Icelandic police turned up at his door two days later — the day of the planned call — and took him in for questioning.
“They told me the CIA had called the National Commissioner of the Icelandic police and asked if the police could try and find out where I received that phone number from,” said Atlason.
The teen-ager said he was unable to recall where he discovered the telephone number for the White House.
“I know I’ve had it on my phone card for at least 4 years now and that an Icelandic friend gave it to me, but I don’t remember who,” he said.
At a White House news conference Monday, Bush spokeswoman Dana Perino said her understanding was that Atlason had called a public line “that anybody can call,” according to a transcript.
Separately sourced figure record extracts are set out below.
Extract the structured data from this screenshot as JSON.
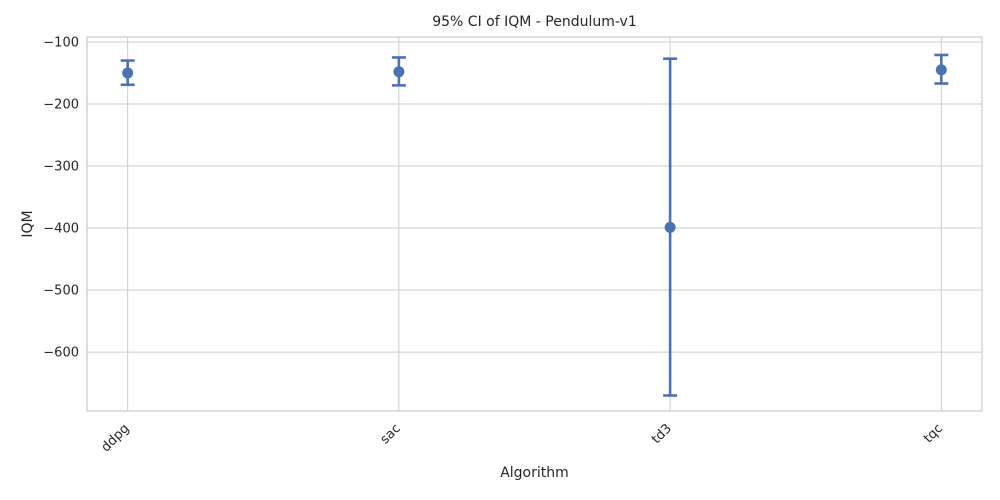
{
  "chart_data": {
    "type": "point-errorbar",
    "title": "95% CI of IQM - Pendulum-v1",
    "xlabel": "Algorithm",
    "ylabel": "IQM",
    "categories": [
      "ddpg",
      "sac",
      "td3",
      "tqc"
    ],
    "series": [
      {
        "values": [
          -150,
          -148,
          -399,
          -145
        ],
        "ci_low": [
          -169,
          -170,
          -670,
          -167
        ],
        "ci_high": [
          -130,
          -125,
          -127,
          -121
        ]
      }
    ],
    "ylim": [
      -695,
      -92
    ],
    "yticks": [
      -100,
      -200,
      -300,
      -400,
      -500,
      -600
    ],
    "grid": true,
    "color": "#4c72b0"
  }
}
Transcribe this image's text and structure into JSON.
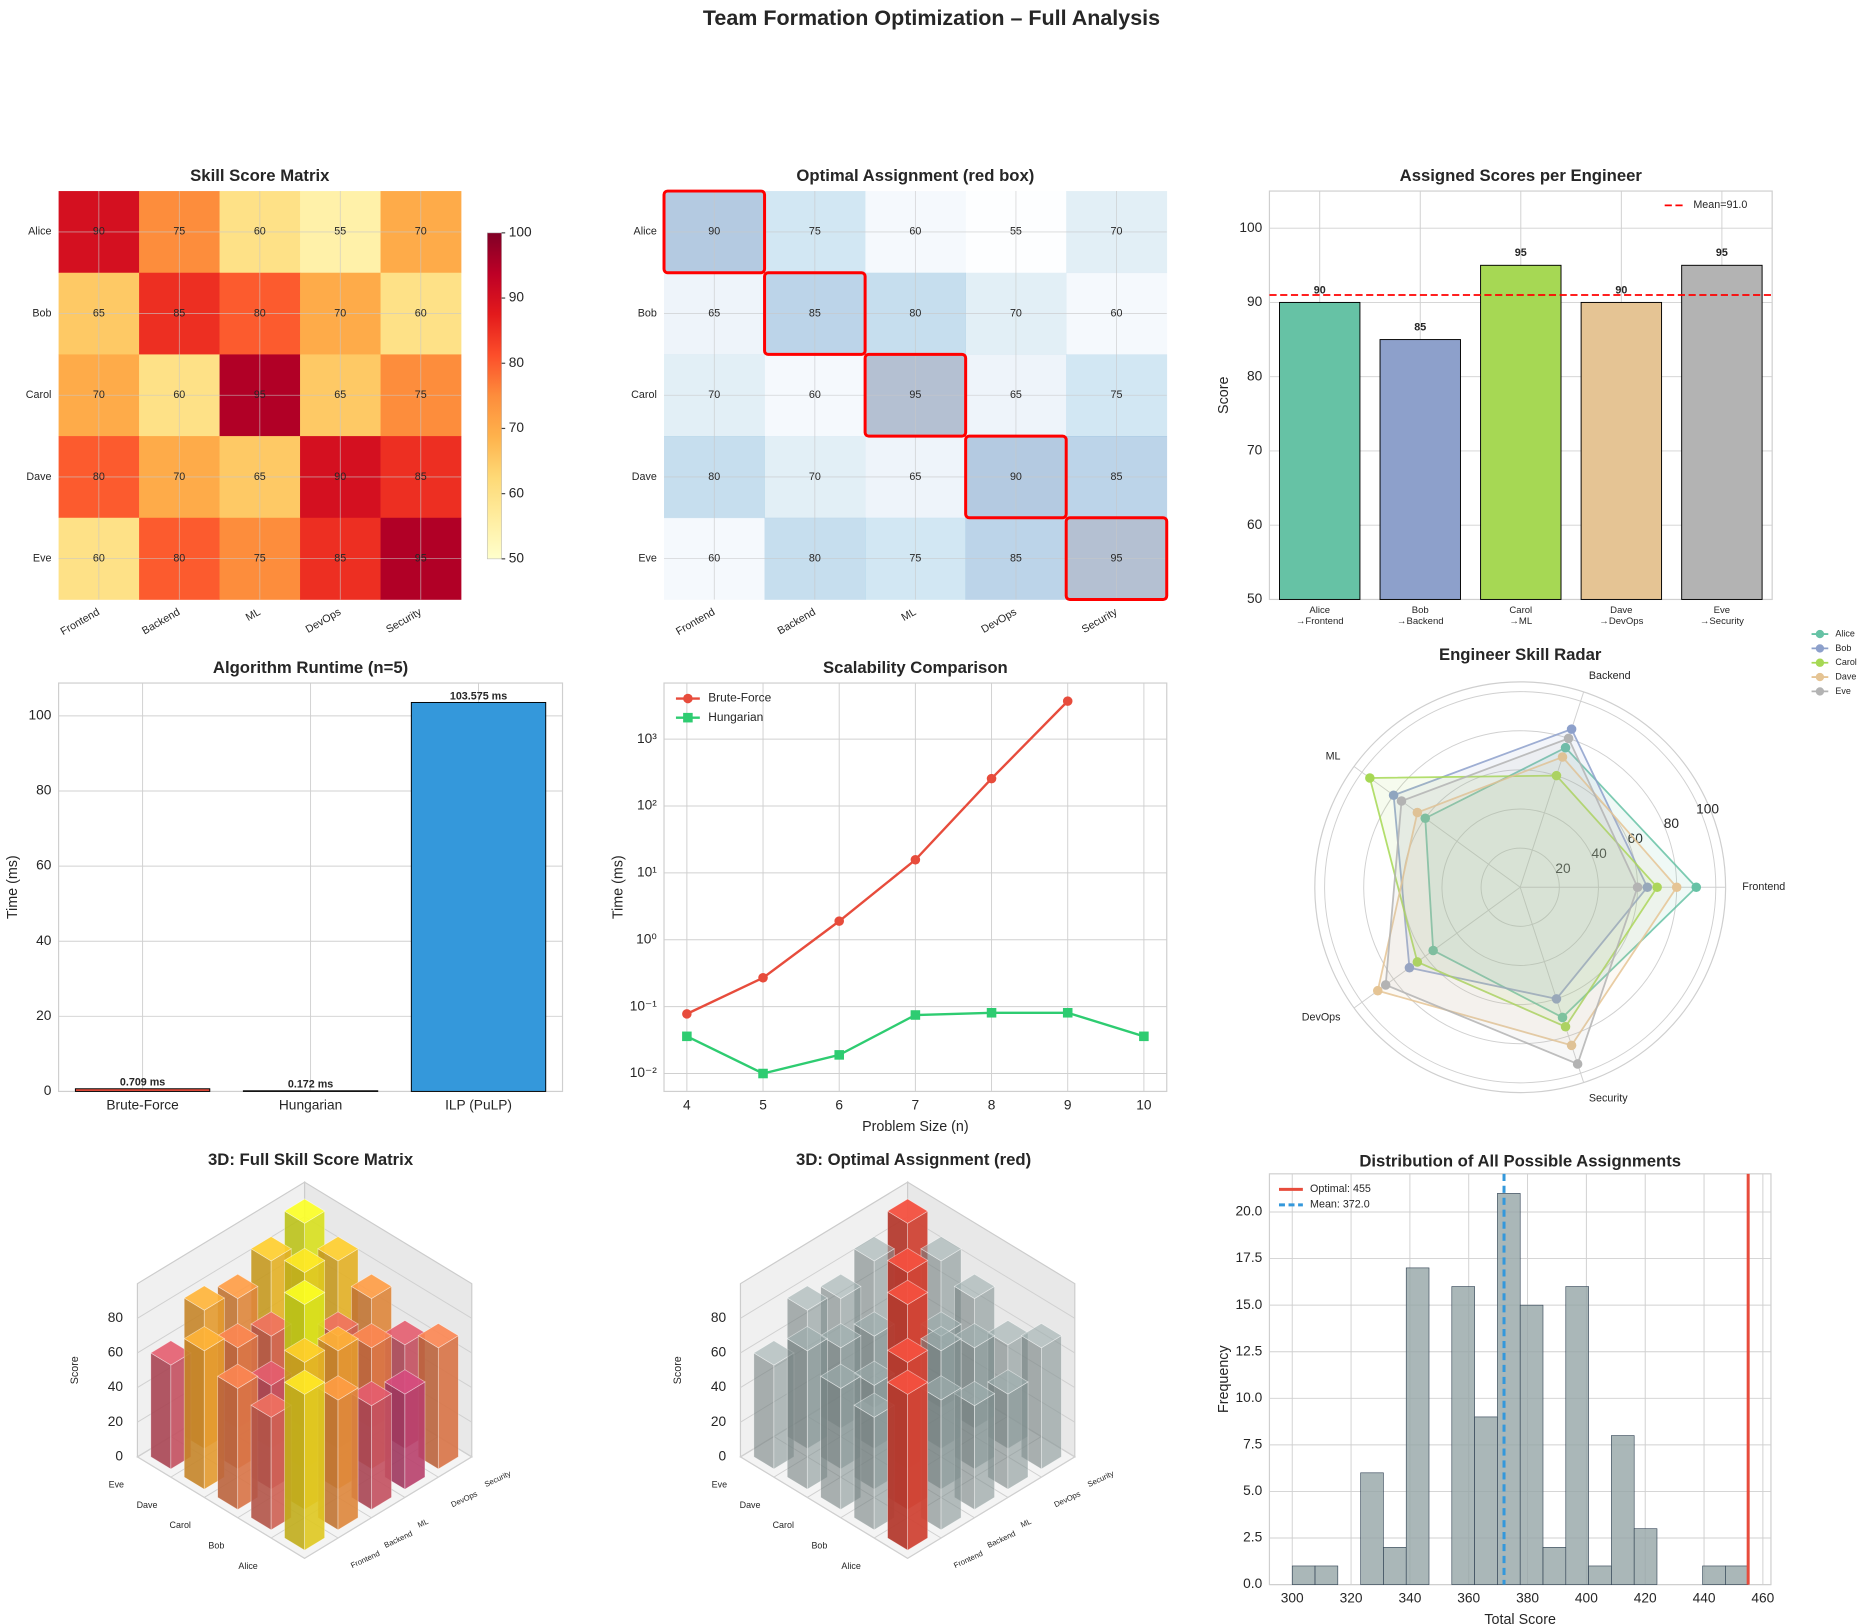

Local police confirmed the National Security Unit at the national police headquarters had asked them to bring Atlason in.
Jon Bjartmarz, Chief Superintendent at Iceland’s national police headquarters, said Icelandic police had not spoken to their U.S. counterparts about the matter. He declined to say how police were tipped off about Atlason’s call.
“As far as we’re concerned, there will not be any further investigation, and I don’t know if the American government is taking any action because of this,” he said.